As the fourth quarter was coming to a close on Sunday night at Madison Square Garden with the Knicks concluding an embarrassing performance against the Cleveland Cavaliers, word trickled into the room that serves as the venue for pre- and post-game press conferences that Steve Mills and Scott Perry would be addressing the media prior to head coach David Fizdale’s regular appearance.
It was a shocking and unprecedented occurrence. As reporters began filing into the interview room, the usual lighthearted banter between them was replaced by relative silence and a palpable sense of the unknown. Were Mills, the Knicks’ president, and Perry, the team’s general manager, going to announce the firing of Fizdale only 10 games into the season?
Fizdale, in his second season as the Knicks’ head coach, had met a similar fate with the Memphis Grizzlies in his second year as their head coach at the start of the 2017-18 season, when he was dismissed after only 19 games. Yet Mills ended the suspense a little over 30 seconds into his opening statement.
“Hey guys, we just felt like given that this is our 10th game,” Mills began, “we felt we had an obligation to come and speak to you guys. Obviously Scott and I are not happy with where we are right now…We still believe in our coaching staff, we believe in the plan that Scott and I put together, and the players we assembled. But we also have to acknowledge that we haven’t played at the level we expected to play at.”
After getting trounced by the Sacramento Kings 113-92 at the Garden the previous Sunday, team owner James Dolan sat in his court side seats adjacent to the Knicks bench seven days later and witnessed another home blowout, this time to the Cavaliers by 108-87. As the fans heckled the Knicks throughout the debacle, it was evident to astute observers that eyed the body language of Dolan, Mills and Perry during the course of the game they were utterly concerned with and disturbed by the optics of what was transpiring.

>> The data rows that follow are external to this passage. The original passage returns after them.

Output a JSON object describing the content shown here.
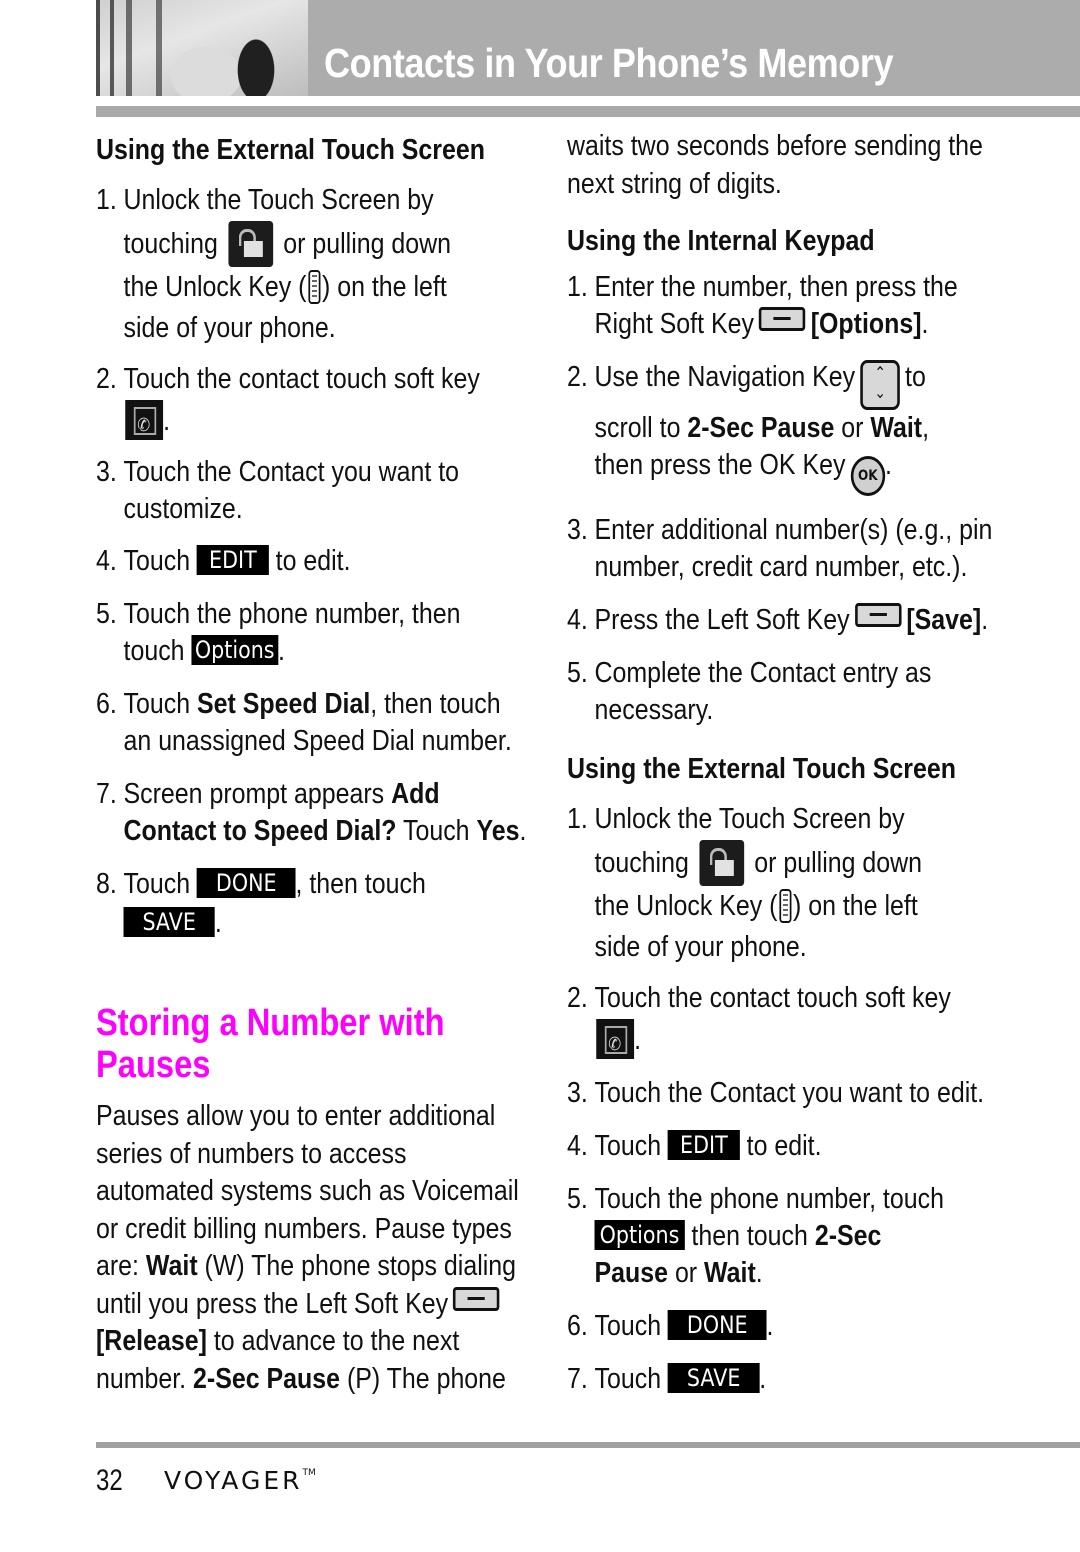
{
  "header": {
    "title": "Contacts in Your Phone’s Memory",
    "photo": "header-photo"
  },
  "left": {
    "subhead": "Using the External Touch Screen",
    "steps": [
      {
        "num": "1.",
        "lines": [
          "Unlock the Touch Screen by",
          "touching",
          "or pulling down",
          "the Unlock Key (",
          ") on the left",
          "side of your phone."
        ]
      },
      {
        "num": "2.",
        "text": "Touch the contact touch soft key",
        "after": "."
      },
      {
        "num": "3.",
        "line1": "Touch the Contact you want to",
        "line2": "customize."
      },
      {
        "num": "4.",
        "before": "Touch",
        "key": "EDIT",
        "after": "to edit."
      },
      {
        "num": "5.",
        "line1": "Touch the phone number, then",
        "before": "touch",
        "key": "Options",
        "after": "."
      },
      {
        "num": "6.",
        "before": "Touch ",
        "bold": "Set Speed Dial",
        "after": ", then touch",
        "line2": "an unassigned Speed Dial number."
      },
      {
        "num": "7.",
        "before": "Screen prompt appears ",
        "bold1": "Add",
        "bold2": "Contact to Speed Dial?",
        "mid": " Touch ",
        "bold3": "Yes",
        "after": "."
      },
      {
        "num": "8.",
        "before": "Touch",
        "key1": "DONE",
        "mid": ", then touch",
        "key2": "SAVE",
        "after": "."
      }
    ],
    "section_title_line1": "Storing a Number with",
    "section_title_line2": "Pauses",
    "para": {
      "l1": "Pauses allow you to enter additional",
      "l2": "series of numbers to access",
      "l3": "automated systems such as Voicemail",
      "l4": "or credit billing numbers. Pause types",
      "l5a": "are: ",
      "l5b": "Wait",
      "l5c": " (W) The phone stops dialing",
      "l6": "until you press the Left Soft Key",
      "l7a": "[Release]",
      "l7b": " to advance to the next",
      "l8a": "number. ",
      "l8b": "2-Sec Pause",
      "l8c": " (P) The phone"
    }
  },
  "right": {
    "cont_l1": "waits two seconds before sending the",
    "cont_l2": "next string of digits.",
    "subhead1": "Using the Internal Keypad",
    "keypad_steps": [
      {
        "num": "1.",
        "line1": "Enter the number, then press the",
        "before": "Right Soft Key",
        "bold": "[Options]",
        "after": "."
      },
      {
        "num": "2.",
        "before": "Use the Navigation Key",
        "after": "to",
        "l2a": "scroll to ",
        "l2b": "2-Sec Pause",
        "l2c": " or ",
        "l2d": "Wait",
        "l2e": ",",
        "l3": "then press the OK Key",
        "l3after": ".",
        "ok_label": "OK"
      },
      {
        "num": "3.",
        "line1": "Enter additional number(s) (e.g., pin",
        "line2": "number, credit card number, etc.)."
      },
      {
        "num": "4.",
        "before": "Press the Left Soft Key",
        "bold": "[Save]",
        "after": "."
      },
      {
        "num": "5.",
        "line1": "Complete the Contact entry as",
        "line2": "necessary."
      }
    ],
    "subhead2": "Using the External Touch Screen",
    "touch_steps": [
      {
        "num": "1.",
        "lines": [
          "Unlock the Touch Screen by",
          "touching",
          "or pulling down",
          "the Unlock Key (",
          ") on the left",
          "side of your phone."
        ]
      },
      {
        "num": "2.",
        "text": "Touch the contact touch soft key",
        "after": "."
      },
      {
        "num": "3.",
        "text": "Touch the Contact you want to edit."
      },
      {
        "num": "4.",
        "before": "Touch",
        "key": "EDIT",
        "after": "to edit."
      },
      {
        "num": "5.",
        "line1": "Touch the phone number, touch",
        "key": "Options",
        "mid": " then touch ",
        "bold1": "2-Sec",
        "bold2": "Pause",
        "or": " or ",
        "bold3": "Wait",
        "after": "."
      },
      {
        "num": "6.",
        "before": "Touch",
        "key": "DONE",
        "after": "."
      },
      {
        "num": "7.",
        "before": "Touch",
        "key": "SAVE",
        "after": "."
      }
    ]
  },
  "footer": {
    "page_number": "32",
    "brand": "VOYAGER",
    "trademark": "TM"
  },
  "colors": {
    "section_title": "#ff00ff",
    "header_band": "#acacac",
    "key_bg": "#000000"
  }
}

It was inarguably a poor and inexcusable attempt put forth by the Knicks’ players after an uplifting 106-102 win over the Dallas Mavericks on the road two nights earlier. “I think the lack of consistency that for the most part we’ve seen it, but you see sporadic efforts, too,” Perry said on Sunday. “That’s what we talked about as we sat during this game and one of the reasons we wanted to come out and address you guys. Because we got to be consistent in all areas of the game, starting with the effort.”
It could be reasonably construed that Mills and Perry were positioning Fizdale to be the fall guy. Nevertheless, if that is indeed what they were selling, few, if any followers of the team were buying. They are as accountable for this mess as he is. While Fizdale has clearly struggled with establishing a discernible identity for the team and labored to install a steady rotation hampered by multiple missed games by Mitchell Robinson, Dennis Smith Jr. and Elfrid Payton, the roster Mills and Perry has formulated is incongruous and flawed.
The team lacks perimeter shooting to spread the floor, a point guard that can create easy baskets for his teammates and versatile defenders that can switch and cover at least three positions.
Expectations can often be ambitious and myopic, yet Mills and Perry are correct in asserting the Knicks should be more competitive than they have shown. But at 2-9 after losing to the Bulls last night 120-102 in Chicago, they are what their record says they are.